Professor Ken Gibb: Four more years – looking ahead to CaCHE 2
CaCHE director, Professor Ken Gibb, outlines plans for the next phase of the UK Collaborative Centre for Housing Evidence (CaCHE).
We are delighted to announce that the UK Collaborative Centre for Housing Evidence (CaCHE) has been funded for another four years. The funding from ESRC and AHRC will commence from 1st November 2022.
In the next phase of CaCHE we will retain our five Knowledge Exchange (KE) Hubs around the UK and the core team based at the University of Glasgow. The work of our KE Hubs and our commitment to disseminating and communicating our work will continue to be central to CaCHE.
The centre remains led by two critical nodes at the University of Glasgow and the University of Sheffield, but we also have co-investigators located in every UK nation and internationally i.e. in the Universities of Bristol, Ulster, Cardiff, Sheffield Hallam and South Australia, as well as the Chartered Institute of Housing.
The new research programme will be organised around four themes:
- Economy (including markets)
- Inequalities
- Place (including design and planning)
- Environment (with a focus on green retrofit)
We will also have cross cutting programmes on systems thinking, international research evidence, and will continue with our data navigator.
CaCHE will continue to use multidisciplinary, interdisciplinary and, where appropriate, single disciplines to synthesise evidence and undertake relevant primary research in order to influence policy and practice to improve our housing systems for everyone. We will strengthen our networks nationally and internationally, and form partnerships, including formal collaborations to help us delivery our research priorities. We will also continue with our synthetic evidence reviews, briefing papers, shorter form publications and blogs, as well as events, both online and in-person.
Over the next four years we will seek partners to work collaboratively with to generate external research income and widen the role that we play, which we see as an exciting opportunity. Any such work will be consistent with our underlying objectives and therefore about improving evidence and influencing policy and practice. We think we have done this to a reasonable extent in our first five years, but we can and want to do much more.
A key characteristic of CaCHE has been supporting early career researchers, be it through PhDs, post doc opportunities, summer schools and our partnership with HSA. This focus will continue. In addition to promoting several early career research staff ahead of our next phase, we also intend to support and develop new housing researchers going forward. We also plan to continue our Policy Fellows Programme and expand our offer to housing professionals and policymakers across the UK.

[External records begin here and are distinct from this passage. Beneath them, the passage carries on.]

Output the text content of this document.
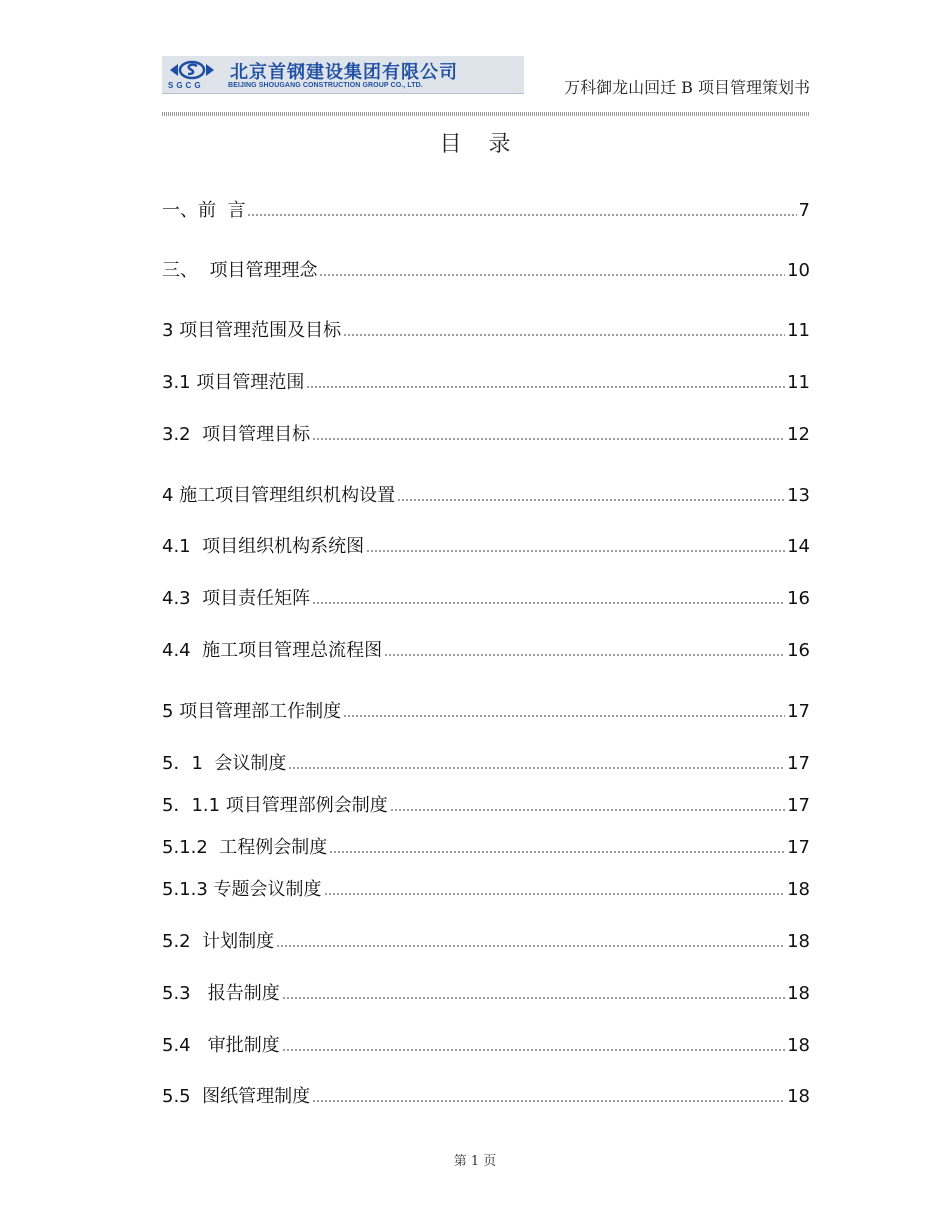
北京首钢建设集团有限公司
SGCG	BEIJING SHOUGANG CONSTRUCTION GROUP CO., LTD.	万科御龙山回迁 B 项目管理策划书
目 录
一、前  言	7
三、  项目管理理念	10
3 项目管理范围及目标	11
3.1 项目管理范围	11
3.2  项目管理目标	12
4 施工项目管理组织机构设置	13
4.1  项目组织机构系统图	14
4.3  项目责任矩阵	16
4.4  施工项目管理总流程图	16
5 项目管理部工作制度	17
5．1  会议制度	17
5．1.1 项目管理部例会制度	17
5.1.2  工程例会制度	17
5.1.3 专题会议制度	18
5.2  计划制度	18
5.3   报告制度	18
5.4   审批制度	18
5.5  图纸管理制度	18
第 1 页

One example of projects that we are developing under the new programme gives a sense of our intended direction. Readers may recall we conducted a series of co-produced priority-setting exercises (based on the Tobin Project) which shaped our 2nd and 3rd waves of internal projects. For the next phase of CaCHE, we want to take this a stage further by co-designing, with our KE Hubs, a fully worked up project that is significant in terms of addressing important contemporary housing problems that resonate widely. Of course, it is for the discussions with our colleagues in the KE Hubs to decide what this project should be about and how it is to be conducted, but our only stipulation is that it should explicitly embrace systems thinking.

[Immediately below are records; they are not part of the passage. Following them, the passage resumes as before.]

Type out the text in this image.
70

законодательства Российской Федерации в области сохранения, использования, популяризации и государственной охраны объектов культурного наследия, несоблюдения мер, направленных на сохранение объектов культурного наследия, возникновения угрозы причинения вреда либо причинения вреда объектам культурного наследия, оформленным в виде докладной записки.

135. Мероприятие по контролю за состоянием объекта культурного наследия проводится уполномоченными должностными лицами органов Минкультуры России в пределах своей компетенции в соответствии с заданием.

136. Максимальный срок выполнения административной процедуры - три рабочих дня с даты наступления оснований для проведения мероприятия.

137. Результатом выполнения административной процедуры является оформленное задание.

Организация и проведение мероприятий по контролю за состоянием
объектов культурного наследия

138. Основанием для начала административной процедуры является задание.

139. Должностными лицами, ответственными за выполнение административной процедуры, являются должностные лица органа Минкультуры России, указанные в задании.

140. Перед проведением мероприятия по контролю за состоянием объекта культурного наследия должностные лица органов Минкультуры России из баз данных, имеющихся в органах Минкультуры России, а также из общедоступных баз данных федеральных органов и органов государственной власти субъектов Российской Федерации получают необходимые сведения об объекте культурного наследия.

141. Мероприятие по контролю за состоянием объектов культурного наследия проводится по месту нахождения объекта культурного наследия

Inevitably, the different incentives of transitional funding means that some of our partners have withdrawn. We thank everyone who has contributed to the work of CaCHE, and we hope to have opportunities to collaborative together again. We welcome new co-investigators and new themes, for instance Aimee Ambrose from Sheffield Hallam University will work on the retrofit and net zero policy dimensions of our work, and we have also been joined by Rachael Williamson and Annie Field from the Chartered Institute of Housing.

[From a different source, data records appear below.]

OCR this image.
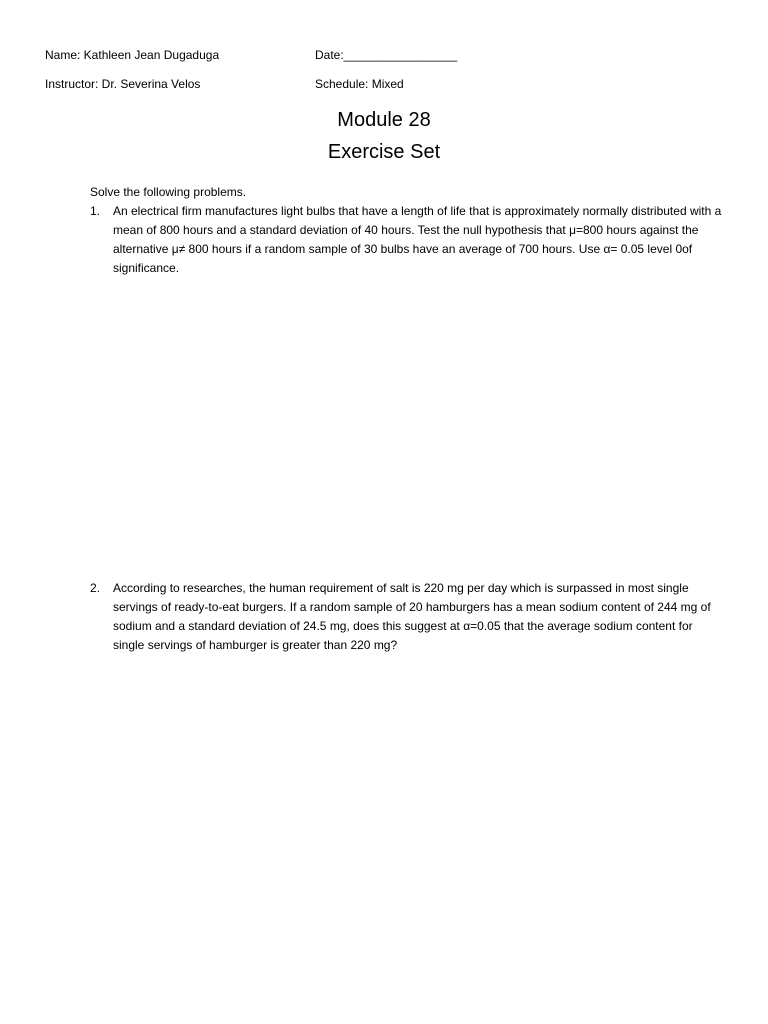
Name: Kathleen Jean Dugaduga	Date:_________________
Instructor: Dr. Severina Velos	Schedule: Mixed
Module 28
Exercise Set
Solve the following problems.
1.	An electrical firm manufactures light bulbs that have a length of life that is approximately normally distributed with a mean of 800 hours and a standard deviation of 40 hours. Test the null hypothesis that μ=800 hours against the alternative μ≠ 800 hours if a random sample of 30 bulbs have an average of 700 hours. Use α= 0.05 level 0of significance.
2.	According to researches, the human requirement of salt is 220 mg per day which is surpassed in most single servings of ready-to-eat burgers. If a random sample of 20 hamburgers has a mean sodium content of 244 mg of sodium and a standard deviation of 24.5 mg, does this suggest at α=0.05 that the average sodium content for single servings of hamburger is greater than 220 mg?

Finally, I thank everyone who supported this bid, especially from the non-academic community in policy and practice across the UK. We have had great support from the CaCHE international advisory board, chaired by Lord Kerslake, and from the five KE Hubs and their members. We also acknowledge the commitment provided to us by the universities that have backed us so strongly. This would not have been possible without that partnership.